Outside Wandsworth Town Station

Facial recognition vans cause outrage in Wandsworth

Residents were shocked to learn about the Met Police’s deployment of live facial recognition vans in Wandsworth last week.

The technology operates by scanning a person’s face as they walk past, extracting key facial biometric data, which is then cross-checked against data stored in the national passport database.

Live facial recognition technology has raised several issues for activist groups in the past year, namely the lack of government legislation surrounding its use, the lack of consent required from the public, the disproportionate bias against people of colour, and the basic breaches of privacy and human rights. 

Events security guard, Amanda Jules, 43, from Battersea was unaware of the Met’s van enforcement and said: “If the Home Office and the police were doing their job properly, they would not need to enforce this.” 

Pauline Brueseke, who was previously a Putney Labour councillor, 82, expressed: “It’s terrible that they can use that – I do not have a computer for the very purpose of avoiding being online. 
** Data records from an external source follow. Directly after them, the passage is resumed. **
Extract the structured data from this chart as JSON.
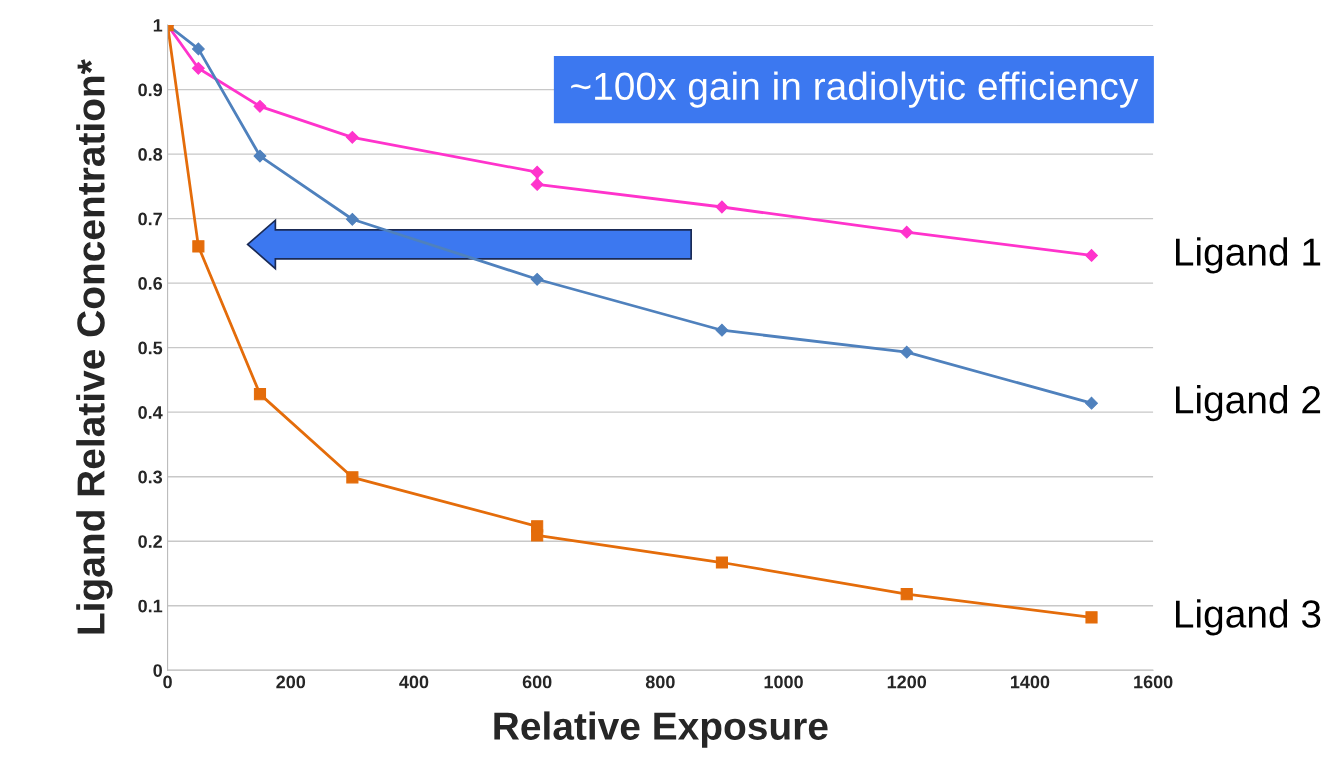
{
  "chart_data": {
    "type": "line",
    "xlabel": "Relative Exposure",
    "ylabel": "Ligand Relative Concentration*",
    "xlim": [
      0,
      1600
    ],
    "xticks": [
      0,
      200,
      400,
      600,
      800,
      1000,
      1200,
      1400,
      1600
    ],
    "ylim": [
      0,
      1
    ],
    "yticks": [
      0,
      0.1,
      0.2,
      0.3,
      0.4,
      0.5,
      0.6,
      0.7,
      0.8,
      0.9,
      1
    ],
    "grid": "y",
    "legend": false,
    "line_style": "solid",
    "annotations": [
      "~100x gain in radiolytic efficiency"
    ],
    "series": [
      {
        "name": "Ligand 1",
        "color": "#ff33cc",
        "marker": "diamond",
        "x": [
          0,
          50,
          150,
          300,
          600,
          600,
          900,
          1200,
          1500
        ],
        "values": [
          1,
          0.933,
          0.874,
          0.826,
          0.772,
          0.753,
          0.718,
          0.679,
          0.643
        ]
      },
      {
        "name": "Ligand 2",
        "color": "#4f81bd",
        "marker": "diamond",
        "x": [
          0,
          50,
          150,
          300,
          600,
          900,
          1200,
          1500
        ],
        "values": [
          1,
          0.963,
          0.797,
          0.699,
          0.606,
          0.527,
          0.493,
          0.414
        ]
      },
      {
        "name": "Ligand 3",
        "color": "#e46c0a",
        "marker": "square",
        "x": [
          0,
          50,
          150,
          300,
          600,
          600,
          900,
          1200,
          1500
        ],
        "values": [
          1,
          0.657,
          0.428,
          0.299,
          0.223,
          0.209,
          0.167,
          0.118,
          0.082
        ]
      }
    ]
  }
}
“I’ve got grandchildren and the future is looking quite scary.” 

Trader, Jide Banks, 32, from Wandsworth was equally as shocked, and expressed his concerns about racial bias within facial recognition in general after a family member was misidentified when attempting to log into a cousin’s phone.

Banks said: “As a black person, it feels scary because we have a crazy history with the police.
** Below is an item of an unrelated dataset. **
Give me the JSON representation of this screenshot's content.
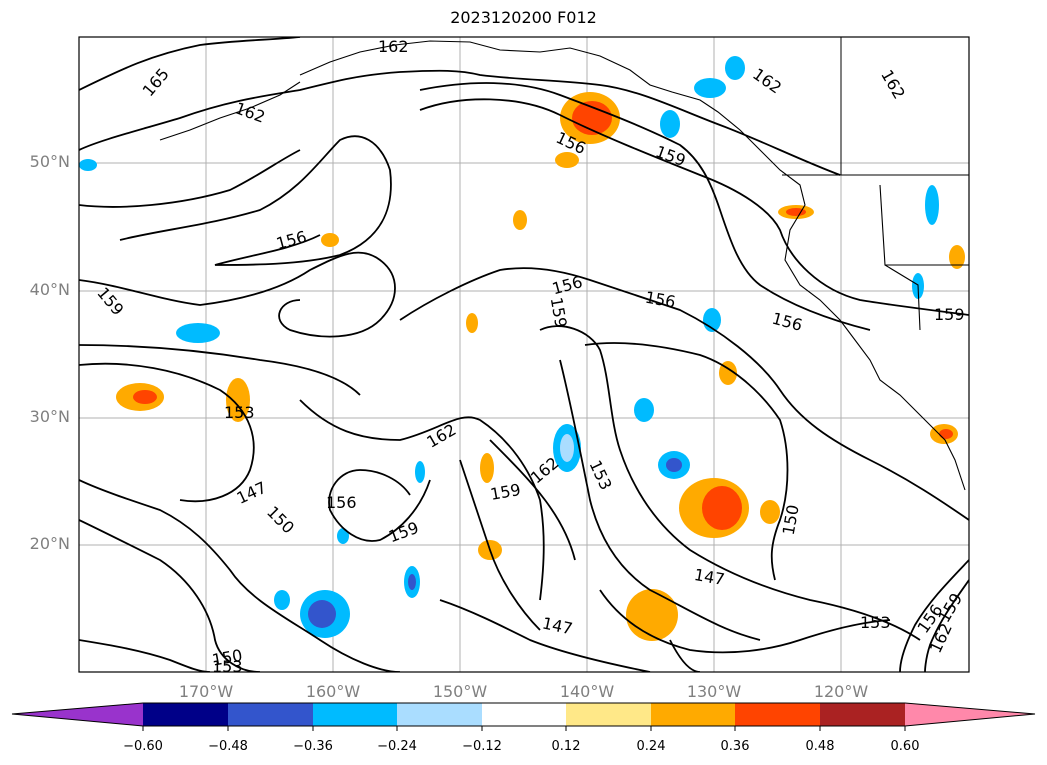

“It highlights how poor facial recognition technology is and how far it still needs to go.” 

Dozens of human rights organisations and privacy campaigner groups publicly condemned the expansion of police surveillance in the UK last year – a motion supported by 65 MPs including the former cabinet minister David Davis, Green MP Caroline Lucas and the former shadow attorney general Shami Chakrabarti. 

Oliver Feeley-Sprague, Amnesty International UK’s military, security and police programme director expressed: “The Met’s facial recognition van rollout is an Orwellian violation of privacy.
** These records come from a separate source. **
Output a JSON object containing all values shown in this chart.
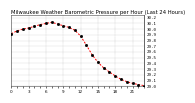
{
  "title": "Milwaukee Weather Barometric Pressure per Hour (Last 24 Hours)",
  "ylim": [
    29.0,
    30.25
  ],
  "xlim": [
    0,
    23
  ],
  "hours": [
    0,
    1,
    2,
    3,
    4,
    5,
    6,
    7,
    8,
    9,
    10,
    11,
    12,
    13,
    14,
    15,
    16,
    17,
    18,
    19,
    20,
    21,
    22,
    23
  ],
  "pressure": [
    29.92,
    29.97,
    30.0,
    30.02,
    30.05,
    30.08,
    30.1,
    30.12,
    30.09,
    30.06,
    30.03,
    29.98,
    29.88,
    29.72,
    29.55,
    29.42,
    29.32,
    29.25,
    29.18,
    29.12,
    29.08,
    29.05,
    29.03,
    29.01
  ],
  "line_color": "#ff0000",
  "marker_color": "#000000",
  "bg_color": "#ffffff",
  "plot_bg": "#ffffff",
  "grid_color": "#999999",
  "right_panel_color": "#ffffff",
  "title_fontsize": 3.8,
  "tick_fontsize": 3.0,
  "ylabel_fontsize": 3.0,
  "line_width": 0.7,
  "marker_size": 1.0,
  "yticks": [
    29.0,
    29.1,
    29.2,
    29.3,
    29.4,
    29.5,
    29.6,
    29.7,
    29.8,
    29.9,
    30.0,
    30.1,
    30.2
  ],
  "xtick_labels": [
    "0",
    "",
    "",
    "3",
    "",
    "",
    "6",
    "",
    "",
    "9",
    "",
    "",
    "12",
    "",
    "",
    "15",
    "",
    "",
    "18",
    "",
    "",
    "21",
    "",
    ""
  ],
  "vgrid_positions": [
    0,
    3,
    6,
    9,
    12,
    15,
    18,
    21
  ]
}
“These highly intrusive, oppressive technologies are inherently unreliable and amplify racial prejudices within policing, with black and minority communities most at risk of being misidentified and falsely arrested.”

Madeleine Stone, senior advocacy officer for privacy campaigner group, Big Brother Watch stated: 

“Live facial recognition turns London streets into AI-powered police line-ups, with innocent members of the public being subject to biometric identity checks.

“Papering over the cracks of a creaking policing system with intrusive surveillance technology is no solution to London’s criminal justice crisis.”

On its website, the Met states the purpose of the surveillance is: “to prevent and detect crime, find wanted criminals, safeguard vulnerable people, and to protect people from harm.” 

However, while other residents that we spoke to seemed unphased about the new surveillance, they were still unaware of the vans in Wandsworth and felt uncomfortable with the invasiveness and lack of consent. 

The Met Police was approached for comment.